SET DESIGN

Here’s What Oppenheimer’s Los Alamos Actually Looked Like

Much of Christopher Nolan’s new film takes place at the Los Alamos Laboratory, where the atomic bomb was developed in secret
gate to los alamos
A checkpoint into Los Alamos.Photo: Historical/Getty Images

“The main focus right off the bat was Los Alamos,” Oppenheimer production designer Ruth De Jong tells AD.Christopher Nolan had this idea of wanting to shoot on location, to rebuild the town, and what was most important to him in our early conversations was this epic plateau vista, but we weren't sure where we would be able to find it.”

Oppenheimer, the three-hour epic by Christopher Nolan, follows the life of J. Robert Oppenheimer, the so-called father of the atomic bomb. Though the movie spans 45 years of the theoretical physicist’s life, the meat of the film unfolds at the aforementioned Los Alamos National Laboratory. The site was established in 1943 by the US government—after forcibly displacing the Hispanic and indigenous populations that lived on that land and commandeering the Los Alamos Ranch School—as a locale to develop the atomic bomb in secret. In the film, the locale feels unsettling and surreal but not cartoonish, grounded in realism by De Jong’s production design.

J. Robert Oppenheimer (Cillian Murphy) walks through a recreation of Los Alamos constructed on Ghost Ranch for the Oppenheimer movie.

Photo: Melinda Sue Gordon/Universal Pictures

A photo taken in the ’40s at Los Alamos shows a wood-paneled building similar to those in the film.  

Photo: Bettmann/Getty Images

Some of that sensibility comes from using interiors at the actual Los Alamos, which still stands today, even if the exteriors at the real Los Alamos were disqualified because they no longer match the period thanks to new buildings in the surrounding area. The interiors of Oppenheimer’s house and the Fuller Lodge were shot on location, while the exteriors of Los Alamos were created at Ghost Ranch, elsewhere in New Mexico, per De Jong.
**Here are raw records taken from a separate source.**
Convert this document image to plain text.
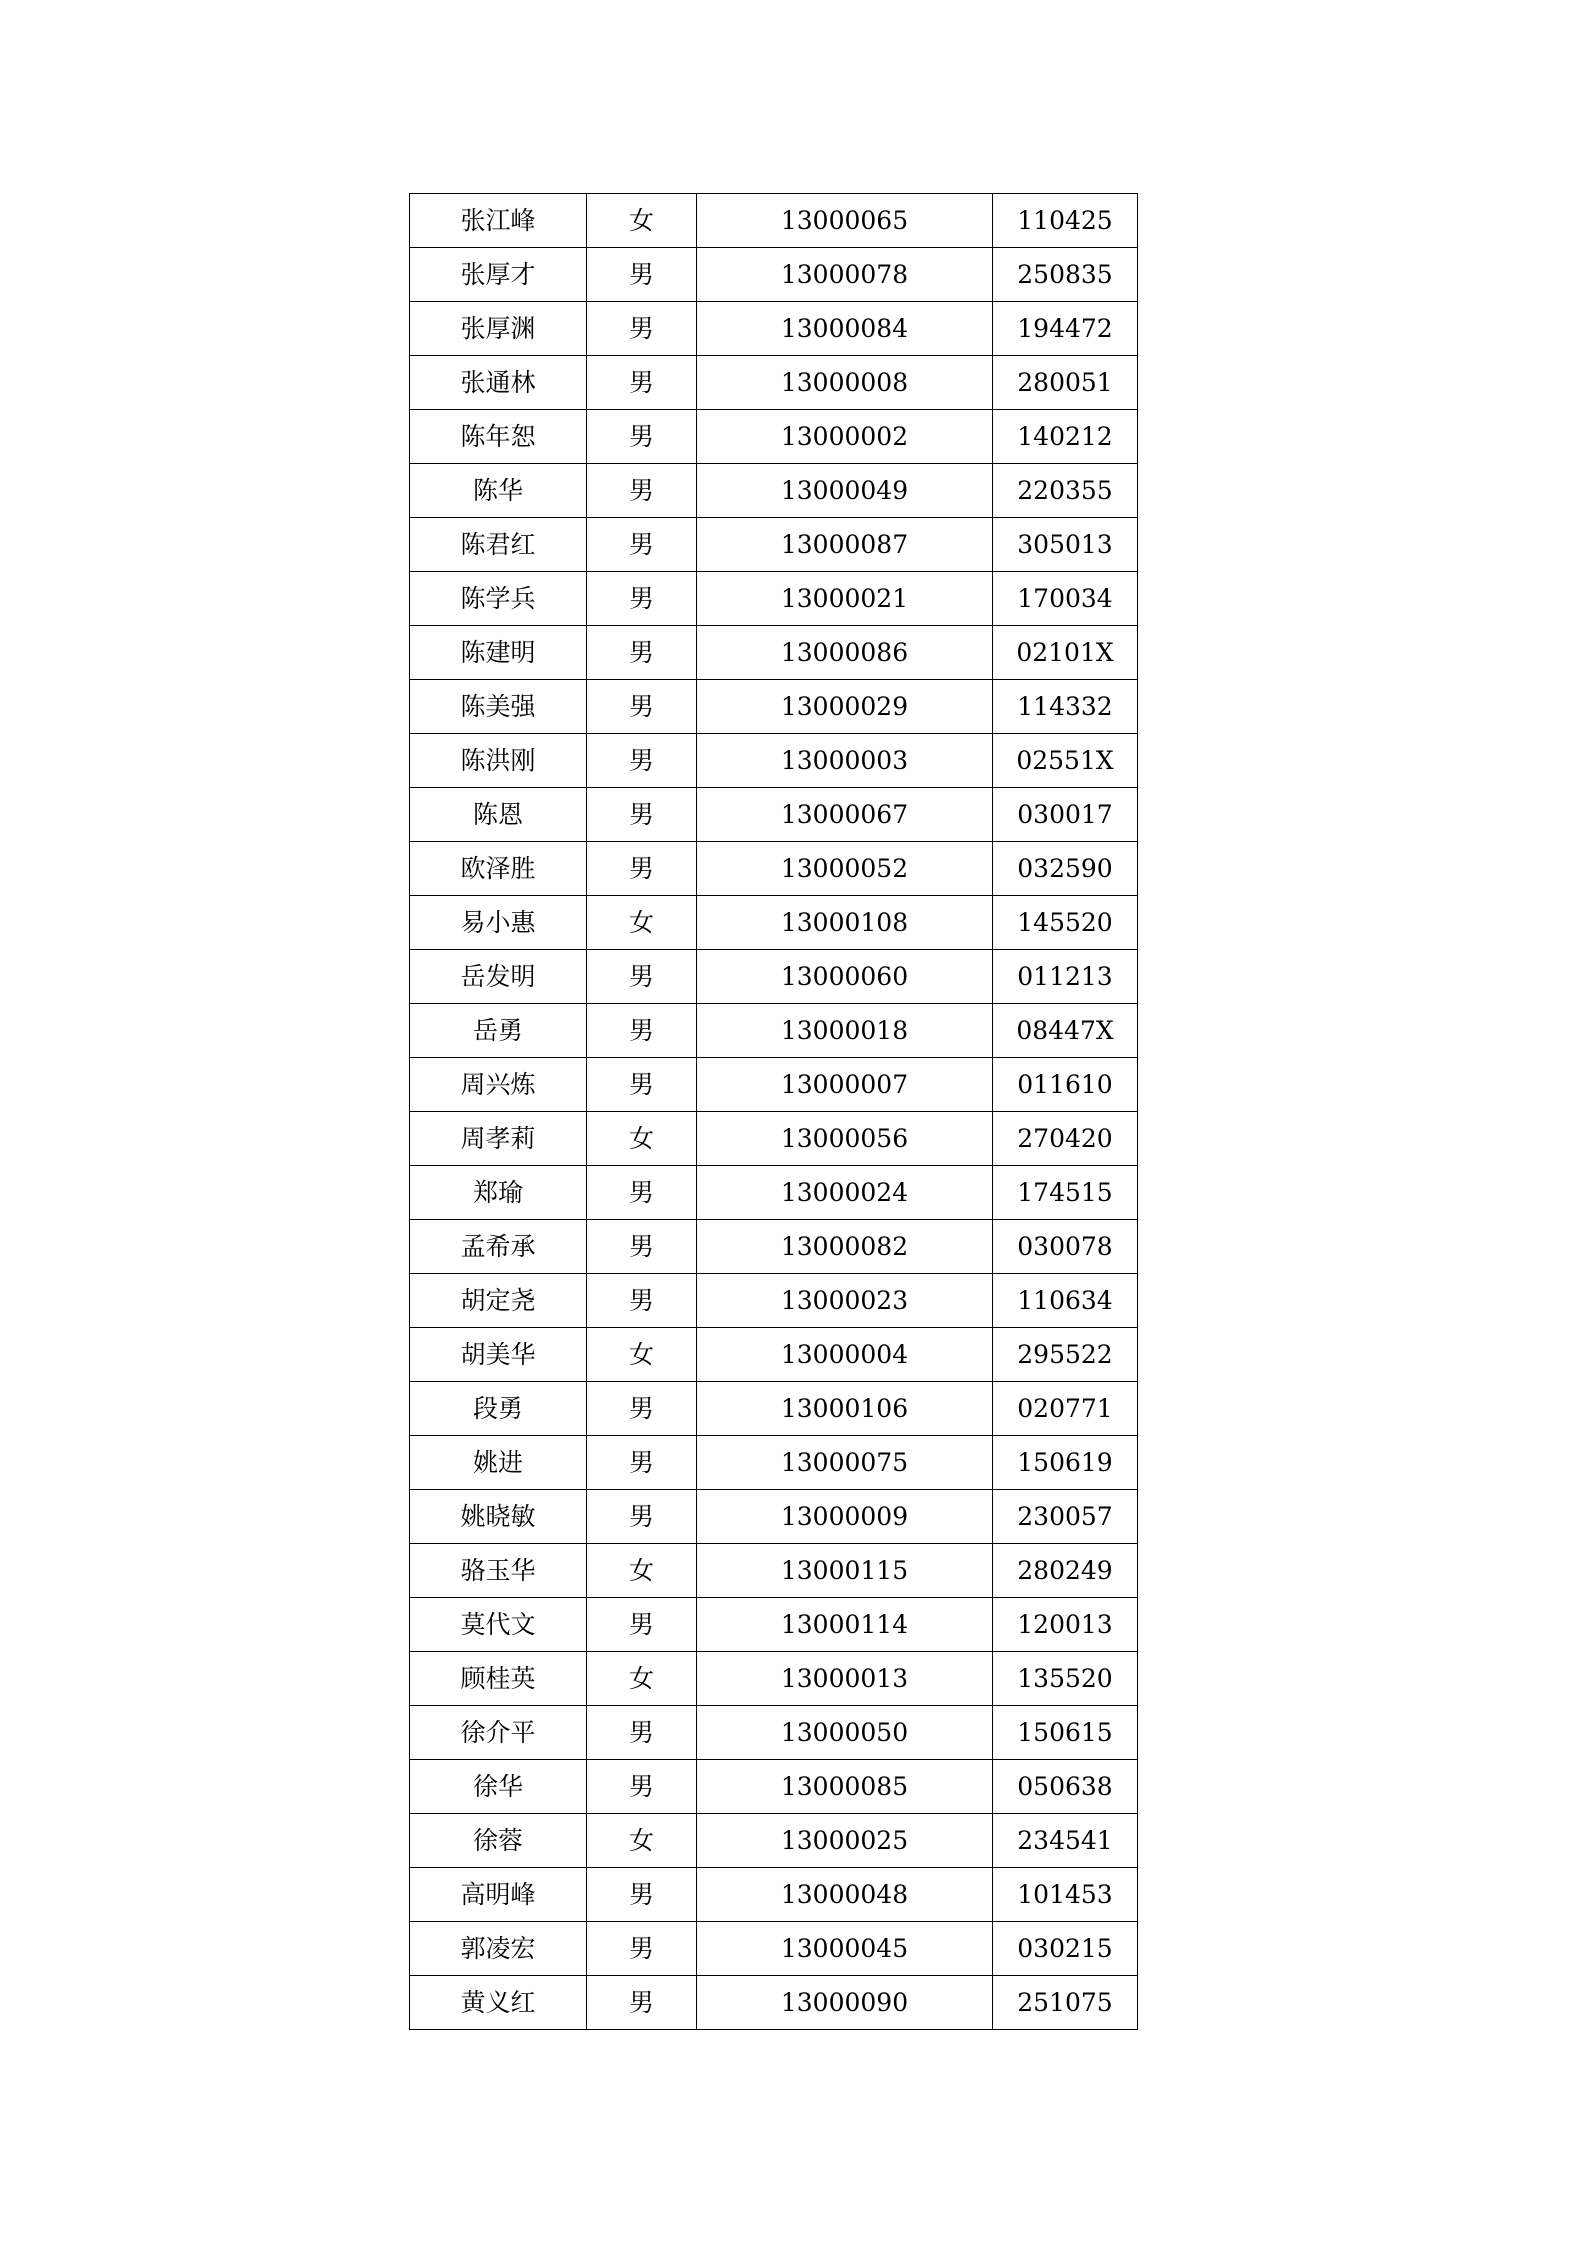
张江峰	女	13000065	110425
张厚才	男	13000078	250835
张厚渊	男	13000084	194472
张通林	男	13000008	280051
陈年恕	男	13000002	140212
陈华	男	13000049	220355
陈君红	男	13000087	305013
陈学兵	男	13000021	170034
陈建明	男	13000086	02101X
陈美强	男	13000029	114332
陈洪刚	男	13000003	02551X
陈恩	男	13000067	030017
欧泽胜	男	13000052	032590
易小惠	女	13000108	145520
岳发明	男	13000060	011213
岳勇	男	13000018	08447X
周兴炼	男	13000007	011610
周孝莉	女	13000056	270420
郑瑜	男	13000024	174515
孟希承	男	13000082	030078
胡定尧	男	13000023	110634
胡美华	女	13000004	295522
段勇	男	13000106	020771
姚进	男	13000075	150619
姚晓敏	男	13000009	230057
骆玉华	女	13000115	280249
莫代文	男	13000114	120013
顾桂英	女	13000013	135520
徐介平	男	13000050	150615
徐华	男	13000085	050638
徐蓉	女	13000025	234541
高明峰	男	13000048	101453
郭凌宏	男	13000045	030215
黄义红	男	13000090	251075
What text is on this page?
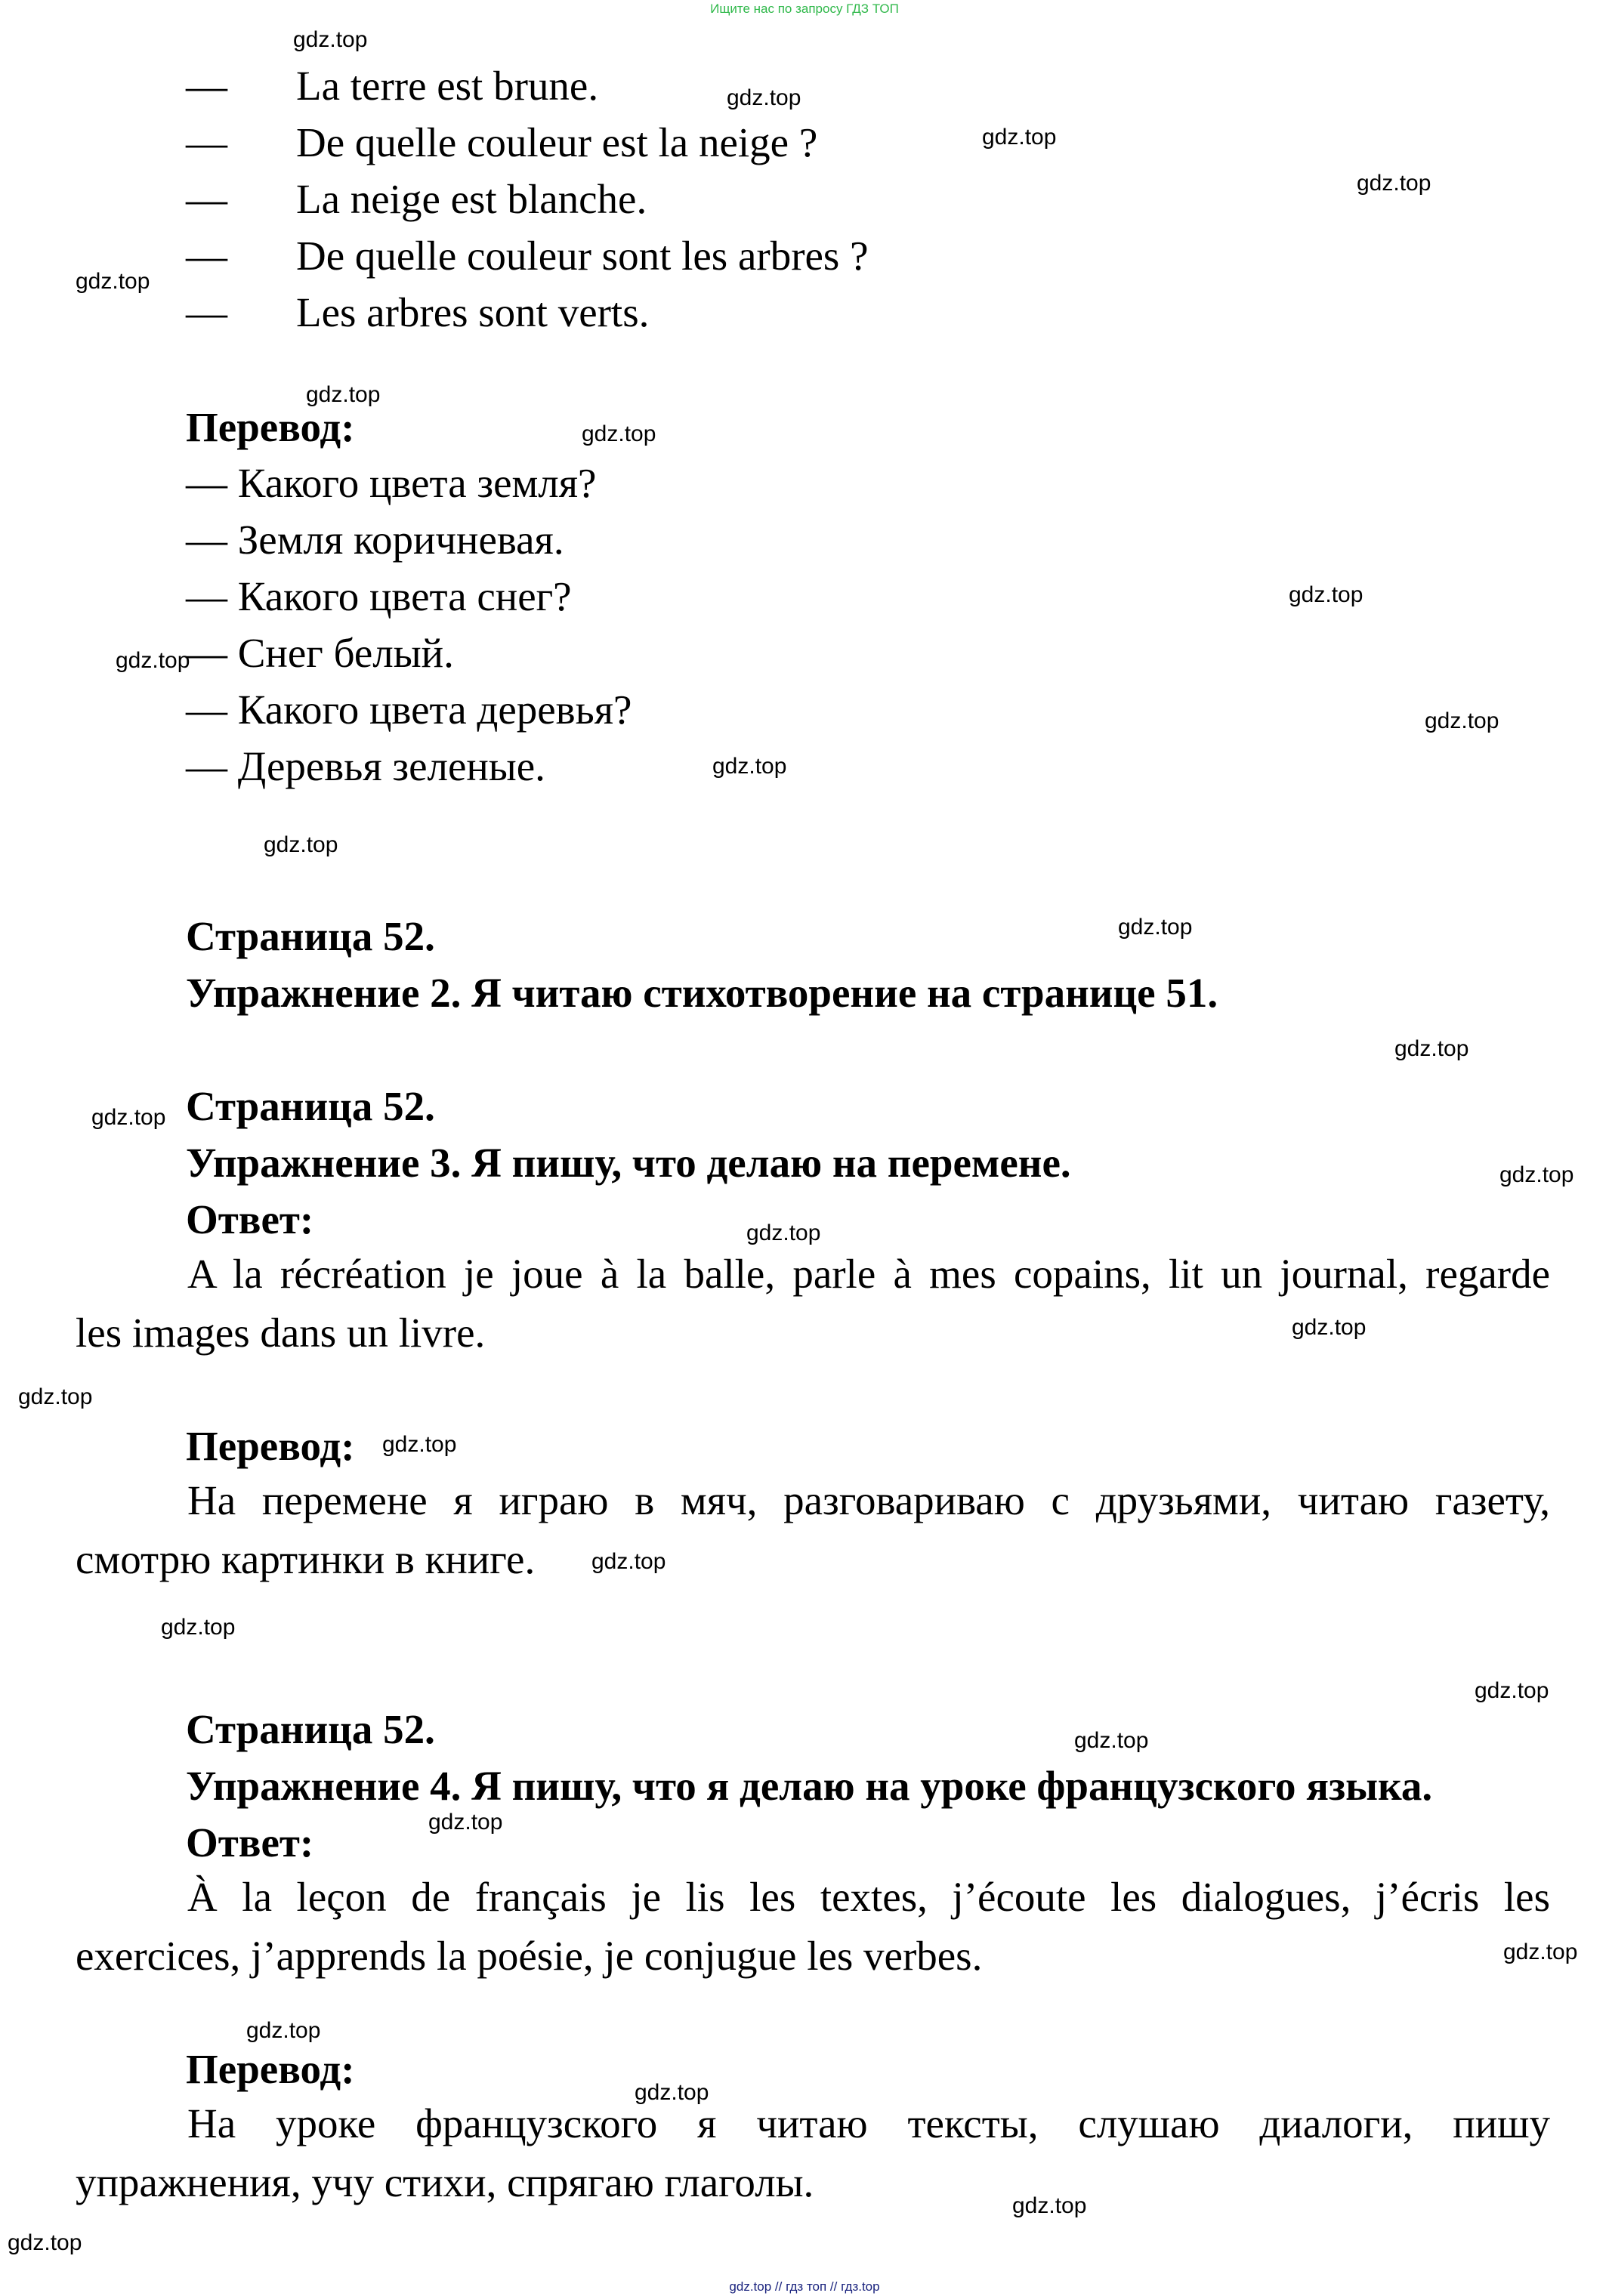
Ищите нас по запросу ГДЗ ТОП
— La terre est brune.
— De quelle couleur est la neige ?
— La neige est blanche.
— De quelle couleur sont les arbres ?
— Les arbres sont verts.
Перевод:
— Какого цвета земля?
— Земля коричневая.
— Какого цвета снег?
— Снег белый.
— Какого цвета деревья?
— Деревья зеленые.
Страница 52.
Упражнение 2. Я читаю стихотворение на странице 51.
Страница 52.
Упражнение 3. Я пишу, что делаю на перемене.
Ответ:
A la récréation je joue à la balle, parle à mes copains, lit un journal, regarde
les images dans un livre.
Перевод:
На перемене я играю в мяч, разговариваю с друзьями, читаю газету,
смотрю картинки в книге.
Страница 52.
Упражнение 4. Я пишу, что я делаю на уроке французского языка.
Ответ:
À la leçon de français je lis les textes, j’écoute les dialogues, j’écris les
exercices, j’apprends la poésie, je conjugue les verbes.
Перевод:
На уроке французского я читаю тексты, слушаю диалоги, пишу
упражнения, учу стихи, спрягаю глаголы.
gdz.top
gdz.top
gdz.top
gdz.top
gdz.top
gdz.top
gdz.top
gdz.top
gdz.top
gdz.top
gdz.top
gdz.top
gdz.top
gdz.top
gdz.top
gdz.top
gdz.top
gdz.top
gdz.top
gdz.top
gdz.top
gdz.top
gdz.top
gdz.top
gdz.top
gdz.top
gdz.top
gdz.top
gdz.top
gdz.top
gdz.top // гдз топ // гдз.top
Researcher Lauren Sandoval dug up a bevy of information about the look and feel of Los Alamos during Oppenheimer’s time there to inform De Jong’s work, but even still, the end goal wasn’t to create something that was obsessively similar to the old Los Alamos. “Chris also just didn't want it to be a replica. We weren't making a documentary. As much as we wanted to be accurate, we weren't obsessed with making it a mirror,” De Jong continues. “Both Chris and I wanted this to be a very transformative experience, and we wanted to push modernity.” The lack of a diorama-esque approach is evident in the film, which isn’t showing off its period details and locales so much as it’s using those details to communicate the changing world the characters were moving through.

This gatehouse from the real-life Los Alamos might look familiar to those who’ve seen the movie. 

Photo: Historical/Getty Images

Edward Teller (Benny Safdie) and J. Robert Oppenheimer (Cillian Murphy) stand in front of a gatehouse that bears a striking resemblance to the ’40s structure pictured above. 

Photo: Melinda Sue Gordon/Universal Pictures

“We wanted to de-gloss all of it and deglamorize all of it in a way, just have it be honest and raw and truthful and gritty and natural. I think even the way he doesn’t put a lot of makeup on all the actors [speaks to that]. Everyone loved that drive up to Ghost Ranch, our Los Alamos, because you are in the middle of nowhere, there's no modernity anywhere as far as the eye can see,” De Jong says. “You pass base camp for a second, and then you’re just in the set. We didn't allow any modern cars on set; everyone had to come to work in costume, except for the crew of course. The whole ‘show up in puffy coats and Ugg boots and rehearse’ thing [didn't happen]. It kept everyone in the film and in the world that they were making.” 

The real Los Alamos featured a lot of distracting equipment that ultimately would have been cost prohibitive to reproduce and, additionally, would have done little for the nuanced storytelling Nolan was aiming for. Instead, De Jong focused her energy on the design of the bomb specifically, giving the dynamic object room to breathe amidst the otherwise less-is-more backdrop.  In a film with such commanding performances, the understated, thoughtful sets allow the work of the actors to speak all the more clearly. 

A look at a Cyclotron in use at Los Alamos Laboratory

Photo: Historical/Getty Images

While this isn’t a photo from Los Alamos, similar security signs were reportedly on display there during World War II.